We were suspended in the water, but ten meters on each side of the Nautilus rose a shining wall of ice. Above and below there was the same wall.

She stops reading abruptly and the static roars. When she speaks again, her voice has become an urgent hiss: He is here. He is right below me.

Then the broadcast cuts out. He feathers the tuner, switches bands: nothing. He takes off the headset and moves in the total blackness toward where Volkheimer sits and grabs what he thinks is his arm. “I heard something. Please . . .”

Volkheimer does not move; he seems made of wood. Werner yanks with all his strength, but he is too little, too weak; the strength deserts him almost as soon as it came.

“Enough,” comes Volkheimer’s voice from the blackness. “It won’t do any good.” Werner sits on the floor. Somewhere in the ruins above them, cats are howling. Starving. As is he. As is Volkheimer.

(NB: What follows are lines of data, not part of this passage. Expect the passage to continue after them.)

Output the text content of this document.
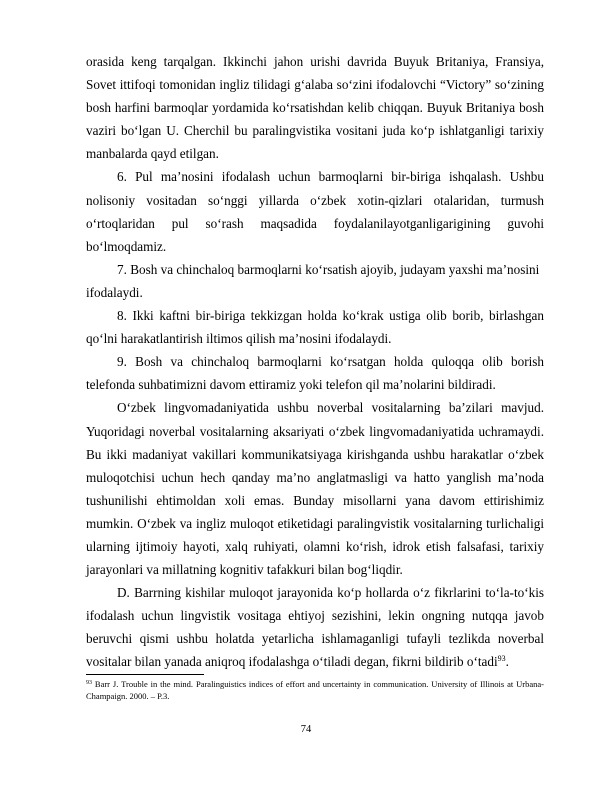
orasida keng tarqalgan. Ikkinchi jahon urishi davrida Buyuk Britaniya, Fransiya, Sovet ittifoqi tomonidan ingliz tilidagi g‘alaba so‘zini ifodalovchi “Victory” so‘zining bosh harfini barmoqlar yordamida ko‘rsatishdan kelib chiqqan. Buyuk Britaniya bosh vaziri bo‘lgan U. Cherchil bu paralingvistika vositani juda ko‘p ishlatganligi tarixiy manbalarda qayd etilgan.

6. Pul ma’nosini ifodalash uchun barmoqlarni bir-biriga ishqalash. Ushbu nolisoniy vositadan so‘nggi yillarda o‘zbek xotin-qizlari otalaridan, turmush o‘rtoqlaridan pul so‘rash maqsadida foydalanilayotganligarigining guvohi bo‘lmoqdamiz.

7. Bosh va chinchaloq barmoqlarni ko‘rsatish ajoyib, judayam yaxshi ma’nosini ifodalaydi.

8. Ikki kaftni bir-biriga tekkizgan holda ko‘krak ustiga olib borib, birlashgan qo‘lni harakatlantirish iltimos qilish ma’nosini ifodalaydi.

9. Bosh va chinchaloq barmoqlarni ko‘rsatgan holda quloqqa olib borish telefonda suhbatimizni davom ettiramiz yoki telefon qil ma’nolarini bildiradi.

O‘zbek lingvomadaniyatida ushbu noverbal vositalarning ba’zilari mavjud. Yuqoridagi noverbal vositalarning aksariyati o‘zbek lingvomadaniyatida uchramaydi. Bu ikki madaniyat vakillari kommunikatsiyaga kirishganda ushbu harakatlar o‘zbek muloqotchisi uchun hech qanday ma’no anglatmasligi va hatto yanglish ma’noda tushunilishi ehtimoldan xoli emas. Bunday misollarni yana davom ettirishimiz mumkin. O‘zbek va ingliz muloqot etiketidagi paralingvistik vositalarning turlichaligi ularning ijtimoiy hayoti, xalq ruhiyati, olamni ko‘rish, idrok etish falsafasi, tarixiy jarayonlari va millatning kognitiv tafakkuri bilan bog‘liqdir.

D. Barrning kishilar muloqot jarayonida ko‘p hollarda o‘z fikrlarini to‘la-to‘kis ifodalash uchun lingvistik vositaga ehtiyoj sezishini, lekin ongning nutqqa javob beruvchi qismi ushbu holatda yetarlicha ishlamaganligi tufayli tezlikda noverbal vositalar bilan yanada aniqroq ifodalashga o‘tiladi degan, fikrni bildirib o‘tadi$^{93}$.

$^{93}$ Barr J. Trouble in the mind. Paralinguistics indices of effort and uncertainty in communication. University of Illinois at Urbana-Champaign. 2000. – P.3.

74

A boy at Schulpforta once described for Werner a rally at Nuremberg: an ocean of banners and flags, he said, masses of boys teeming in the lights, and the führer himself on an altar a half mile away, spotlights illuminating pillars behind him, the atmosphere oversaturated with meaning and anger and righteousness, Hans Schilzer crazy for it, Herribert Pomsel crazy for it, every boy at Schulpforta crazy for it, and the only person in Werner’s life who could see through all that stagecraft was his younger sister. How? How did Jutta understand so much more about how the world worked? While he knew so little?

But who was to say that at that moment we wouldn’t collide against the underside of the barrier, and thus be horribly squashed between two surfaces of ice?

He is here. He is right below me. Do something. Save her.

But God is only a white cold eye, a quarter-moon poised above the smoke, blinking, blinking, as the city is gradually pounded to dust.